Artists in the audience asked some of the most interesting questions.  One was about symbols - how do mathematicians choose their symbols?  Villani's answer made me aware just how important choice of symbols can be - they permit a level of automatic checking and most symbols carry meaning for the reader which helps comprehension.  (I remember struggling with the German letters symbolising group varieties in an algebra book: I couldn't immediately tell which was which and, not surprisingly, I never got on top of the material. My fault, not the authors: I should have spent time copying the letters until I could read them at a glance!)

The final question, again an insight into how the practice mathematics relates to that of the visual artist, was about the "extraordinary mark-making" mathematicians do on blackboards, and whether this can survive in the digital age.
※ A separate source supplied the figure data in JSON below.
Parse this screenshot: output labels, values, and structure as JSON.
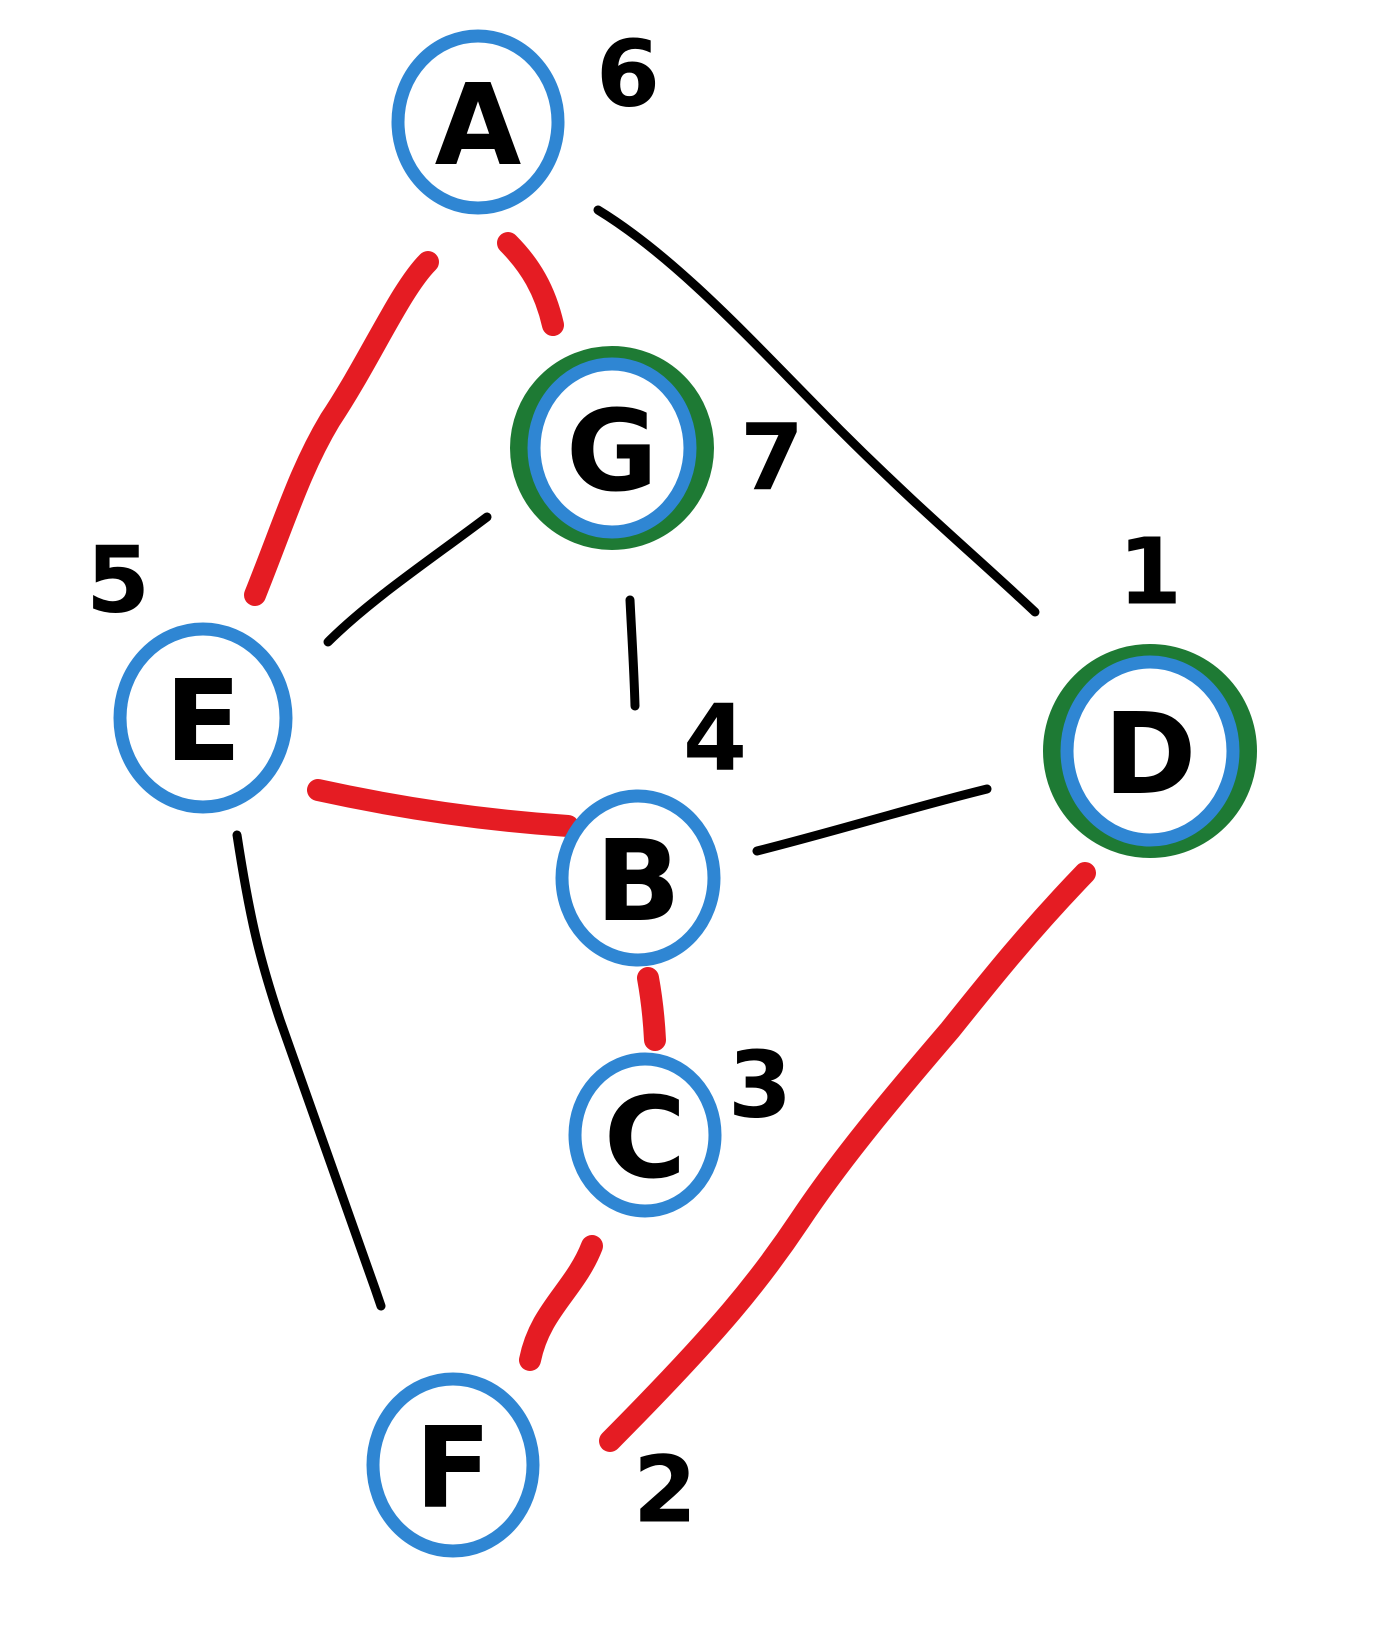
{
  "colors": {
    "ink": "#000000",
    "highlight_edge": "#e51c23",
    "node_ring": "#2f86d3",
    "selected_ring": "#1e7a34",
    "background": "#ffffff"
  },
  "nodes": [
    {
      "id": "A",
      "label": "A",
      "number": "6",
      "selected": false
    },
    {
      "id": "G",
      "label": "G",
      "number": "7",
      "selected": true
    },
    {
      "id": "E",
      "label": "E",
      "number": "5",
      "selected": false
    },
    {
      "id": "D",
      "label": "D",
      "number": "1",
      "selected": true
    },
    {
      "id": "B",
      "label": "B",
      "number": "4",
      "selected": false
    },
    {
      "id": "C",
      "label": "C",
      "number": "3",
      "selected": false
    },
    {
      "id": "F",
      "label": "F",
      "number": "2",
      "selected": false
    }
  ],
  "edges": [
    {
      "from": "A",
      "to": "E",
      "highlighted": true
    },
    {
      "from": "A",
      "to": "G",
      "highlighted": true
    },
    {
      "from": "A",
      "to": "D",
      "highlighted": false
    },
    {
      "from": "G",
      "to": "E",
      "highlighted": false
    },
    {
      "from": "G",
      "to": "B",
      "highlighted": false
    },
    {
      "from": "E",
      "to": "B",
      "highlighted": true
    },
    {
      "from": "E",
      "to": "F",
      "highlighted": false
    },
    {
      "from": "B",
      "to": "D",
      "highlighted": false
    },
    {
      "from": "B",
      "to": "C",
      "highlighted": true
    },
    {
      "from": "C",
      "to": "F",
      "highlighted": true
    },
    {
      "from": "D",
      "to": "F",
      "highlighted": true
    }
  ]
}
Atiyah's answer agreed on the importance of the hand in doing maths, and that communication of mathematics involves body movement, props, blackboards - the garnish that makes something palatable.  Villani, noting that blackboards are now not always available in lecture rooms, felt that the blackboard is unrivalled: much more than with a computer, one can improvise, erase, keep some material and lose other bits; it forces you not to overflow, and when  you're frustrated, you can bang your head on it!

This was an amazing afternoon, rich in provocative ideas.  The mathematicians' passion came across; there were insights about mathematics, art and music.  If these notes are garbled, it was because there was so much to think about!  I do hope the recording will be made available, even though it will probably show that I have misunderstood and misinterpreted a lot of what was said.  I have rarely spent such a stimulating afternoon in a gallery (and that is a very strong statement).